November 18, 1905
The new heir to the Grand Duchy of Luxembourg is an 11-year-old princess, reports the Chicago Tribune, whose father, Grand Duke Guillaume, succeeds to the throne following the death yesterday of his father, Grand Duke Adolphe.
The new Grand Duke is 58-years-old, is said to be "so enormously fat and of such colossal girth," that his health is impaired. He has already suffered "two strokes of apoplexy," and is not expected to have a long reign.

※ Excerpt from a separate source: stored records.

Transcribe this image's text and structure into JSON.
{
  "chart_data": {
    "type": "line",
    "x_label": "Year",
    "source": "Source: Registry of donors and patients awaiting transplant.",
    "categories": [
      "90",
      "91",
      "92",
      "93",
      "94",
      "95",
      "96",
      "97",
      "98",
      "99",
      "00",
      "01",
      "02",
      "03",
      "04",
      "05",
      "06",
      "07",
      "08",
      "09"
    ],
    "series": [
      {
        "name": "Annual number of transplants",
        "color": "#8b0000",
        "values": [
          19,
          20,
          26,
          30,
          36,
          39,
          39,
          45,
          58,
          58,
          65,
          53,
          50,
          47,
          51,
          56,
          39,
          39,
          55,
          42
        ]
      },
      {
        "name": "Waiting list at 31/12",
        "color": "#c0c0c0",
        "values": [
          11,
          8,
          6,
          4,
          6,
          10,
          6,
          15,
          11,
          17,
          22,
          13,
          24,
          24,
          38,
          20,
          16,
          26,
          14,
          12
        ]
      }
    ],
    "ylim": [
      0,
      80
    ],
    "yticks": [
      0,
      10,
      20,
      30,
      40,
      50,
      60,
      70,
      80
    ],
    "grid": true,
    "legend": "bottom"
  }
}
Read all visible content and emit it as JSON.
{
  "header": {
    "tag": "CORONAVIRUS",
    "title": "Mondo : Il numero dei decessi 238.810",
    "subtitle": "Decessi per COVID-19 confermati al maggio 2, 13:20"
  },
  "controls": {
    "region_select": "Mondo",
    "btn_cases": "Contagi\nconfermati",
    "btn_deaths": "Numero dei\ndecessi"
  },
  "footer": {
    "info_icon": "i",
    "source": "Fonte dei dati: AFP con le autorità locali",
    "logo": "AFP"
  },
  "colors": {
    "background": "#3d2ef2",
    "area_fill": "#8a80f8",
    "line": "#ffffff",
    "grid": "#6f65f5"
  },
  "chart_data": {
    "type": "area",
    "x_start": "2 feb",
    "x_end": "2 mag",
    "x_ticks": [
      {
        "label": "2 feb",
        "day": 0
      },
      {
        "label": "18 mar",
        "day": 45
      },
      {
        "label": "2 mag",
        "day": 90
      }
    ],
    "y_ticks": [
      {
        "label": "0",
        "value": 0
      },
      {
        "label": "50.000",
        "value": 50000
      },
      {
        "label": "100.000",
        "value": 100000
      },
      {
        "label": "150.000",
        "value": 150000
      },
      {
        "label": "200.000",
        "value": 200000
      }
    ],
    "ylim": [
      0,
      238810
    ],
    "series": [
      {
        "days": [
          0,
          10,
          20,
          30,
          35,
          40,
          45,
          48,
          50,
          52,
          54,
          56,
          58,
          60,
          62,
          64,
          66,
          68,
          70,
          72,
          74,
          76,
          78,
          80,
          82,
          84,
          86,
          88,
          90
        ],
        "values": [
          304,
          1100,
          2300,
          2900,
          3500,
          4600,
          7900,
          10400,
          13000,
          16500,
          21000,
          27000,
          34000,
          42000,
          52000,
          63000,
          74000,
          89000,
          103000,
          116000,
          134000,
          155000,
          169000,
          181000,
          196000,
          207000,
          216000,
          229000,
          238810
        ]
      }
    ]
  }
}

He is the father of six daughters, the eldest of whom, Princess Marie Adelaide, is now the heiress presumptive to the throne. Both the Grand Duke and his late father have been Lutherans, but Guillaume's wife, Grand Duchess Marie Anne, a Portuguese Infanta by birth, is a "devout adherent" to the Roman Catholic faith. Guillaume agreed to raise their children as Roman Catholics when he and Marie Anne married.
Roman Catholicism is the primary religion of Luxembourg.
Succession to the Grand Ducal throne was based on Salic law, which meant that Queen Wilhelmina of the Netherlands could not also inherit in Luxembourg when her father died in 1890. The succession to the Luxembourg throne has since been changed. "In the event of the extension of the male line, the eldest daughter of the last male survivor or failing daughters its sister or nearest female blood relation shall be entitled to the succession of the throne."
Princess Marie Adelaide became eligible for the succession after the death in September of Grand Duke Adolphe's younger half-brother, Prince Nicholas of Nassau. Prince Nicholas' marriage to Natalia Pushkina, Countess of Merenberg, was morganatic, and thus, his children had no dynastic rights.